Özellikle Pazarkapı Mahallesinde bulunan ve şehir merkezindeki konumu nedeniyle köylülerin kentlilerin uğrak yeri haline gelen Moloz mevkiini istila eden kadınlı erkekli dilencilerin, birbirleriyle koordineli/sistematik bir şekilde harıl harıl çalışması hakikaten takdire şayan.(!)

***

İşin ironisi bir yana.

Huzursuzluğu yaratan asıl sıkıntı...

Yaşananlara dur demesi gereken yetki sahiplerinin, bahse konu bu kişilerden daha az sokaklarda görünmesi.

***

Yani duyarsızlık.

***

İlgililerin bu yöndeki ilgisizliği düşünüldüğünde, şehir kavşaklarında bulunan trafik ışıkları ve caddelerimizden sonra pazar yerlerinin de dilencilere teslim edilmesi en tabii kaçınılmaz gerçeğimiz olmakta.

MESELE EMEKSİZ EKMEK
İç savaştan kaçıp topraklarımıza sığınan mültecilerden hatırı sayılır bir kesimin şehirde farklı işkollarında çalışarak ekmeğini kazanabildiği ve devletin çeşitli kurumlar aracılığıyla kendilerine sunduğu sosyal yardım imkânlarından rahatlıkla yararlanabildiği düşünüldüğünde, dilenciliğin bir zorunluluktan ziyade paraya uzanan en kestirme meslek (?) olarak tercih edildiği aleni olarak görülmekle birlikte...

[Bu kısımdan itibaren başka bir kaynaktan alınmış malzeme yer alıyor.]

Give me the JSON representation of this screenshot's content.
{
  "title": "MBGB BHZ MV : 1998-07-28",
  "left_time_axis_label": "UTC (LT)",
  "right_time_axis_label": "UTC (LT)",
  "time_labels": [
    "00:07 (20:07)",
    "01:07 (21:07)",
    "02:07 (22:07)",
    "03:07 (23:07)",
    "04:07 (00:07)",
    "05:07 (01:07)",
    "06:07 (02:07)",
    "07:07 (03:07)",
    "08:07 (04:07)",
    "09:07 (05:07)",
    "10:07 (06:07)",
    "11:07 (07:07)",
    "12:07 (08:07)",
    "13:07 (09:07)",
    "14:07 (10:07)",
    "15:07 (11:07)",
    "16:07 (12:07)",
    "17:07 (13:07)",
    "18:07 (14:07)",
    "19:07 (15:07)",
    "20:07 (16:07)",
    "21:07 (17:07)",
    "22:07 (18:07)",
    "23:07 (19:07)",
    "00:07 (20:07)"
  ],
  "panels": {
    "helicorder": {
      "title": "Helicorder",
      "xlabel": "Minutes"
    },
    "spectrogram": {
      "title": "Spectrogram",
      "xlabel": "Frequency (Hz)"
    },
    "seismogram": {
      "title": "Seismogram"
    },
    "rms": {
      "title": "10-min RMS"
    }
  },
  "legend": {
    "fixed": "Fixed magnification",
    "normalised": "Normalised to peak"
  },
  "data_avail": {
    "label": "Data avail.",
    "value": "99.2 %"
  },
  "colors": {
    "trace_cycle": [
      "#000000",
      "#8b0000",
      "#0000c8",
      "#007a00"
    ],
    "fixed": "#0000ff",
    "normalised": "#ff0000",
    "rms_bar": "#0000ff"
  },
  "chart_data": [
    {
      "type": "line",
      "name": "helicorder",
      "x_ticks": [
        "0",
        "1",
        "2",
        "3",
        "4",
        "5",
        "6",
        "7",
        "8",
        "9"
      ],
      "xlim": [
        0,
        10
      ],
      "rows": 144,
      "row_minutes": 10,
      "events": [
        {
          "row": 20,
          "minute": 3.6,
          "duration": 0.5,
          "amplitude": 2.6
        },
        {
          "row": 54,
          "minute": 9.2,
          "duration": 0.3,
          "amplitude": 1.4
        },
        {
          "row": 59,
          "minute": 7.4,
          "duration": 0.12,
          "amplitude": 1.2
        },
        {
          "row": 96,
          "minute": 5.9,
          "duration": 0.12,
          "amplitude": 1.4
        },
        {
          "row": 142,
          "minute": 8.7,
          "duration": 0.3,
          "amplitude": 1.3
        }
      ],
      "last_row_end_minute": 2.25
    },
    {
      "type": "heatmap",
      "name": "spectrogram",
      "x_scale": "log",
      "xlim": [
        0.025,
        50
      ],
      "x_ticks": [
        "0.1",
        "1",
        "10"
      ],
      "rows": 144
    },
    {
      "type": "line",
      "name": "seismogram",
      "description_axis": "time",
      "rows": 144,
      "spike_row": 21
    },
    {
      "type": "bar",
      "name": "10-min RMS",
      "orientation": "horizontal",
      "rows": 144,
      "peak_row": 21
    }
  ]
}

Sırf yetkililerin etkisizliği neticesinde inisiyatiflere terk edilen bu sorunlu seçim, kentin sahip olduğu kültürel profil ve vatandaşımızın halihazırdaki yurttaşlık anlayışında derin yaralar açmakta.

Velhasıl.

En yoksul insanımızın dahi dilenmek zorunda bırakılmadığı bu topraklarda cirit atan başıboş mülteci dilencilere sebep, doyumsuzluğun berisinde ne açlık, ne de çaresizlikleri olup...

Memlekette dilenciliğin bu denli hortlamasının tek yegâne nedeni denetimsizlik ve bu minvalde yurttaşlarımızın vicdanlarıyla cüzdanları arasındaki ince çizgide bir başına bırakılmasıdır.

***

Sözün özü:

Yazıktır, günahtır.

Dilenenlerden ziyade, bir de memleketliye acıyın!